Additional Messages from the Roastmaster

Science of Roasting

The Science of Roasting To Perfection

Evening Star Coffee Roasters’ method of roasting is summarized into five distinct steps.

Step 1 – Drying of the green coffee berries (beans) during the beginning of the roasting process.  The temperature of the coffee beans rises to 205-212°F.  The coffee beans appear to change from green to a yellowish color.

Step 2 – Initial crack signals the definite start of the roast transformation or pyrolysis of the coffee bean.  At 370-385°F, the coffee beans begin to crack, as the chemical make-up of the beans are significantly changed.

Step 3 – The coffee bean sugars begin to caramelize, giving the beans a distinct brown color.  Here, water within the structure of the bean begins to split off .  The coffee beans will inflate to a size that is 1.5 times their initial size in the green-bean state.

Step 4 – The coffee beans become quiet.  The cracking sound stops; however, the chemical make-up of the beans continues to change during the roast.  This state of silence continues, based on the heat parameters set by the roast master. 

Step 5 – The final crack and completion of the roast occurs.  In this step, the coffee beans begin to carbonize.  The beans are discharged at a specified SCAA color tile into the roaster cooling bin, where unheated air is introduced to cool the coffee beans quickly.  This air stops the roasting of the coffee beans.

Art of Roasting


Our goal is to draw out each coffee bean’s unique character and attributes during the roasting process.

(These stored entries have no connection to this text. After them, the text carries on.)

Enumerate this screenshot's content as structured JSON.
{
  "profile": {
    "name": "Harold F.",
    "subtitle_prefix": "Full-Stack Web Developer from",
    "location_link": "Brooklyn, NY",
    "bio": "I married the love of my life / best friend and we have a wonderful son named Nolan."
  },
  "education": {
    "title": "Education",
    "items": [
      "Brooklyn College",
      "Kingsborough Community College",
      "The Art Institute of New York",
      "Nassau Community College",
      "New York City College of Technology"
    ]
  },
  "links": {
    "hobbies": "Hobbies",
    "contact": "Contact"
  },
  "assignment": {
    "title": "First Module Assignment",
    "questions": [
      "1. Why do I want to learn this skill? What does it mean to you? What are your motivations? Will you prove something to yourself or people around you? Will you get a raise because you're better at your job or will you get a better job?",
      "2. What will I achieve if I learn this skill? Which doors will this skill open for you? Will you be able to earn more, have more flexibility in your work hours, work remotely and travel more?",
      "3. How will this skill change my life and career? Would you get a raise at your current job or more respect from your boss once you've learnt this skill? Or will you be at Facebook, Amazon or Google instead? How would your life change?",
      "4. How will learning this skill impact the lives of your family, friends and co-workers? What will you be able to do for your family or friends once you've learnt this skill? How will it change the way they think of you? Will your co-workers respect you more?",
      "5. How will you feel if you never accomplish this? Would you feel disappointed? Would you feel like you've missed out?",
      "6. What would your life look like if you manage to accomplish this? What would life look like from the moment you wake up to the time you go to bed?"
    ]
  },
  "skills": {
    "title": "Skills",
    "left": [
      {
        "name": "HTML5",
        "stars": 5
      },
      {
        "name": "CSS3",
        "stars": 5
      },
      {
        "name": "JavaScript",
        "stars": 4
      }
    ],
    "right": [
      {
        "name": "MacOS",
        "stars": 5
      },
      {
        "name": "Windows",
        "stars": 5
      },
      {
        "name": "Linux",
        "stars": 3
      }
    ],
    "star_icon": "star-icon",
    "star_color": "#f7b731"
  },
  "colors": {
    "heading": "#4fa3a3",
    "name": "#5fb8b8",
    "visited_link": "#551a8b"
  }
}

We consider roasting an art that is performed with a passion for perfection. If the roasting time is too long, the coffee will taste “dark” and burned, while coffee that is roasted for too short a time will lack flavor. At Evening Star Coffee Roasters, we roast with our eyes, ears, and nose (no computers or digitization processes with pre-set computer logic). We look for all the key signs, smells, and sounds of a perfectly roasted coffee. When the coffee reaches optimal flavor, aroma, and body, we stop the roasting process and discharge the beans into a cooling bin. We firmly believe that a hands-on approach to roasting guarantees freshness and consistency across all roasts. A hands-on approach allows for complete control of the roasting process when unforeseen variables arise. These variables are situations and occurrences that a computer or a digitization process would not be able to detect thus sacrificing the quality of the roast. Our goal is to roast to perfection!